Verification extends beyond initial creation. Routine checks confirm that an agent is still trusted and operating within policy. Where needed, human‑in‑the‑loop requirements are enforced through identity and authorization controls.
Lifecycle governance: Managing agents over time
Agents evolve. Workflows change. Lifecycle governance ensures agent identities are provisioned with least privilege, reviewed regularly, and retired correctly when they are no longer needed.
Without lifecycle management, agents quietly accumulate permissions that are hard to track and harder to defend. With it, enterprises retain full control, including the ability to adapt controls as conditions change, step up verification as risk increases, tighten scope, or revoke access entirely.
How Entrust Secures Agentic AI Across the Enterprise
Entrust brings an identity-first approach to agentic AI – one built to scale with the enterprise without creating new blind spots. The platform delivers four interconnected capabilities that work together to keep autonomous agents governed, accountable, and trustworthy.
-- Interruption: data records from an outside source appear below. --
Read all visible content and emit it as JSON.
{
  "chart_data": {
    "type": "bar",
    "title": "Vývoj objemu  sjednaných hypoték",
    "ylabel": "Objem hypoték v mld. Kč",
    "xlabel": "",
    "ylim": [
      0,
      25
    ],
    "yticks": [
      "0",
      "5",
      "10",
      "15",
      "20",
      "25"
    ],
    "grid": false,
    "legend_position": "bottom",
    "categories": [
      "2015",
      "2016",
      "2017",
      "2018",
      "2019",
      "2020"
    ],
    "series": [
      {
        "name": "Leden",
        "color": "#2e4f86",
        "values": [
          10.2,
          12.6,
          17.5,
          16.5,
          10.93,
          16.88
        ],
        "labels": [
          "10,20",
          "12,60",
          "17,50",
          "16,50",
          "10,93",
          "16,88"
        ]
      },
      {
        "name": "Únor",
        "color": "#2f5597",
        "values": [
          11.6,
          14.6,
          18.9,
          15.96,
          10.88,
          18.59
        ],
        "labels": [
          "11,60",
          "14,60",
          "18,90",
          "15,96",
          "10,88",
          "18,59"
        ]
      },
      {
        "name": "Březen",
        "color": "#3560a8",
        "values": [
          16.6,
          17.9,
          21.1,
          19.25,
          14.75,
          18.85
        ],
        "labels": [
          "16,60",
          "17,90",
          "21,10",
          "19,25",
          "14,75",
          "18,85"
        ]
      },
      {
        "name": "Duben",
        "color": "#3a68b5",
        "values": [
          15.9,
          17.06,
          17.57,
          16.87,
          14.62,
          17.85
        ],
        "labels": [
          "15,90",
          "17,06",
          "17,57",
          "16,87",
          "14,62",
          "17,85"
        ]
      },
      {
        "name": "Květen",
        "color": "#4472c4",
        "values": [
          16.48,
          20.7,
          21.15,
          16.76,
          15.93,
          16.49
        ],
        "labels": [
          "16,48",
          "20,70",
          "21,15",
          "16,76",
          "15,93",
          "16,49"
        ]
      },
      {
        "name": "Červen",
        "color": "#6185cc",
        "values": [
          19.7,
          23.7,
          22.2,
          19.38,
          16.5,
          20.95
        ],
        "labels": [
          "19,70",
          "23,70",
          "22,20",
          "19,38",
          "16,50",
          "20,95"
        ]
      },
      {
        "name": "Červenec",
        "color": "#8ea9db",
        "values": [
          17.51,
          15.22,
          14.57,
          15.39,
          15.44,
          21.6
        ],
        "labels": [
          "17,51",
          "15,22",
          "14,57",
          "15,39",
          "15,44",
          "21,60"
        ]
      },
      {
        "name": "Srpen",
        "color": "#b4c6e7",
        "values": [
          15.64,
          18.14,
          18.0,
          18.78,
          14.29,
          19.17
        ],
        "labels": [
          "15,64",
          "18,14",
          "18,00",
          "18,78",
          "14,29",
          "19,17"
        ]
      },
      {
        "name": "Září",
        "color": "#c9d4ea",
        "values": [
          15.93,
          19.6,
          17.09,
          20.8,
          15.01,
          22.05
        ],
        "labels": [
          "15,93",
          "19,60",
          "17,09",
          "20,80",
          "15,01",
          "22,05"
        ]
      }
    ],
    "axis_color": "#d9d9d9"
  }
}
With an agentic enterprise control model in place, organizations can move faster, confident that agents can operate autonomously at scale, and that authority and accountability remain firmly in human hands.
FAQs
Are AI agents just service accounts?
No. Traditional service accounts are static systems that predictably automate defined tasks. AI agents are dynamic, autonomous systems that can make decisions on behalf of a user, adapt based on context, and initiate actions that weren’t explicitly scripted. That autonomy requires a stronger security posture: identity, policy, and governance designed for systems that act and execute.
Do internal agents still need Zero Trust?
Yes. Internal agents can access sensitive systems autonomously, which means a compromised or misconfigured internal agent can cause significant damage. Operating under Zero Trust principles with least privilege access ensures that trust is never assumed based on location or origin. An agent’s identity is continuously evaluated, regardless of where it’s running.
When do agents need privileged access management (PAM)?
PAM should be applied based on where an agent falls on the autonomy spectrum and what actions they are approved to initiate. High-risk actions like modifying configurations, changing permissions, or accessing sensitive data require PAM controls to properly govern, monitor, and revoke agent access when conditions change. The greater the potential impact of an action, the stronger the access controls should be.
How is agentic AI different from robotic process automation (RPA)?
RPA automates high-volume, low-risk tasks using fixed rules and pre-outlined workflows. Agentic AI is data-driven, learns continuously, and acts dynamically within systems making decisions based on context rather than scripts. Where RPA completes a task, an AI agent can recognize patterns, adjust its approach, and execute in ways that weren’t explicitly anticipated. That adaptability is the value proposition, and the reason governance controls must be built from the start.
Can a human-in-the-loop (HITL) deployment alone make agents safe?
Not on its own. HITL enhances oversight at specific stages of a workflow providing supervised learning, feedback loops, and human checkpoints during deployment and high-risk decisions. But it doesn’t scale across a large organization’s full agent lifecycle. Comprehensive safety requires identity-centric controls, policy governance, and cryptographic trust working alongside human oversight.
How do you revoke an agent quickly?
When an agent is tied to a distinct, enforceable identity, revocation is straightforward: invalidate the identity, central credentials, or cryptographic keys in the central system. Permissions are immediately reduced or access terminated without needing to track down every system the agent touched.